C'était une nuit d'orage, par temps d'été comme celui-ci. Je m'étais réveillé en sueur après avoir fait un cauchemar étreint par le bruit du tonnerre. J'avais, si je m'en rappelle bien six ou sept ans. Peter me semble-t-il n'était pas encore né. Le ciel grondait et des milliers de cordes d'eau jaillissaient sur toute la ville. Pour un garçon, j'étais loin d'être courageux. Sans hésiter, je sortis de mon lit peureux et pleurnichant. La première idée qui me vint à l'esprit était de courir de toutes mes forces vers la chambre parentale, d'ouvrir la porte et de sauter dans les bras de maman; pensée que je réalisai.

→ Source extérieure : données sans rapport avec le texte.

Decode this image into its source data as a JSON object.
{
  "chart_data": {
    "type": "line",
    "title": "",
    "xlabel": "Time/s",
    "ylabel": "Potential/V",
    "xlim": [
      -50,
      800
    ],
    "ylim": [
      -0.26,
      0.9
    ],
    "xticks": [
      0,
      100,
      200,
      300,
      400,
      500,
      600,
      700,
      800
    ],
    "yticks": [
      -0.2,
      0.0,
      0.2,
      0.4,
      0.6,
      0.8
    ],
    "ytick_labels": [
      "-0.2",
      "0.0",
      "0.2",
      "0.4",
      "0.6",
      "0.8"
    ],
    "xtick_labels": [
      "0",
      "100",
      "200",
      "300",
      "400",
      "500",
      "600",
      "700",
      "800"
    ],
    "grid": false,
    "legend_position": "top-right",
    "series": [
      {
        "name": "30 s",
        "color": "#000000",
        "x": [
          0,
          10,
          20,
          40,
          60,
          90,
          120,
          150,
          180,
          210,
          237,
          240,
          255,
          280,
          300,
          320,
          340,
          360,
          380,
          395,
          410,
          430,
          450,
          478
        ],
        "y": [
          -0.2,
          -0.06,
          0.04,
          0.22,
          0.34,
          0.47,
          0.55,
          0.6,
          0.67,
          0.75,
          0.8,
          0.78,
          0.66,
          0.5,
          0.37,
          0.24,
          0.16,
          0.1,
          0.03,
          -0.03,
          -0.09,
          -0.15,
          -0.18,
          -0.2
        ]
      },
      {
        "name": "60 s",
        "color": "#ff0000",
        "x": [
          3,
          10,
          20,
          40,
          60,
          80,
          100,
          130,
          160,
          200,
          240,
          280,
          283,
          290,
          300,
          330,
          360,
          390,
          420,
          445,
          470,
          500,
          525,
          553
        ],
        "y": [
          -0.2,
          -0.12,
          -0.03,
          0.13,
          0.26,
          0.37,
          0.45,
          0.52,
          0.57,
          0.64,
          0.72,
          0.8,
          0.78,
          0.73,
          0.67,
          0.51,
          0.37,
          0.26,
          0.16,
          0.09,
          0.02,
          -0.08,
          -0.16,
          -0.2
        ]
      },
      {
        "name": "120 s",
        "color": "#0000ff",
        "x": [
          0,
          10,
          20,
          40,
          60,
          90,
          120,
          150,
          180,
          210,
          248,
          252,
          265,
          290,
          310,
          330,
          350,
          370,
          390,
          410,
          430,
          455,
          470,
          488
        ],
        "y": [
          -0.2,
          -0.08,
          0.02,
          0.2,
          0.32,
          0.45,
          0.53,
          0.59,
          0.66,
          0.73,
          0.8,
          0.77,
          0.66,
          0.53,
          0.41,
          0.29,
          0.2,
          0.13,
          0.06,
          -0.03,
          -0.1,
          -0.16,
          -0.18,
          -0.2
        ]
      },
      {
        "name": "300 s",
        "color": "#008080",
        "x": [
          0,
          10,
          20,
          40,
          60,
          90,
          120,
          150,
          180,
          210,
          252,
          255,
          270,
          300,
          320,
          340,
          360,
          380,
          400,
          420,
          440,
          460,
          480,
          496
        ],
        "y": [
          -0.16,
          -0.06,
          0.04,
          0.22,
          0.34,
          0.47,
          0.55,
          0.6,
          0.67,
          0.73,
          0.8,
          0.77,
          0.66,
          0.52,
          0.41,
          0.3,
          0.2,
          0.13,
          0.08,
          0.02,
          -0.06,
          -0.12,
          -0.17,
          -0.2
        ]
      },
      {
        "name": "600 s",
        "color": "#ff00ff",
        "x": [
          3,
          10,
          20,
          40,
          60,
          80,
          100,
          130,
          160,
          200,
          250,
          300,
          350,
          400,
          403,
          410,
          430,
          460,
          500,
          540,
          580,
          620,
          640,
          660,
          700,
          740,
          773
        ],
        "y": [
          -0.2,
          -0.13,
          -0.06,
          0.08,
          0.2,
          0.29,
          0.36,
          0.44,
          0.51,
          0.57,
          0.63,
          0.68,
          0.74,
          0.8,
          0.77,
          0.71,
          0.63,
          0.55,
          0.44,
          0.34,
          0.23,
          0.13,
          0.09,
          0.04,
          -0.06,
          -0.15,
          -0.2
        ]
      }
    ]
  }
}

- Maman, j'ai...p-e...peur, balbutiais-je.
- N'aie pas peur, mon p'tit Chris. Tu es un garçon courageux n'est-ce pas ? disait -elle en me prenant dans ses bras et en me caressant avec tout le soin du monde les cheveux.
- Oui, reprenais-je timidement en m'accrochant à elle.
- Alors viens! Je t'accompagne dans ta chambre. On boira un bon chocolat chaud et je resterai dormir avec toi. (...)
    Ce jour-là, mon père n'était pas là, comme d'habitude. Il était en voyage d'affaire, laissant ma mère enceinte, seule à son sort. J'étais petit mais assez conscient pour me rendre compte de toute la douleur qu'avait emmagasinée lors de ces années de mariage ma mère. Mais que pouvais-je y faire ? Je n'étais qu'un gamin... •
        Je sentis soudain une main se poser sur mon épaule. Une voix familière et inattendue me parvint.
- Mes sincères condoléances Christopher!
C'était Abby. L'étonnement s'empara de ma tristesse et l'évinça. Cette phrase me réconforta, quelque peu déçu de ne pas avoir eu le courage de lui répondre. Une mère, c'est un tout et la perdre... Je réunis le peu de cran qu'il me restait et je tournai la tête. Mais comme une bouffée d'air, elle s'était déjà évaporée.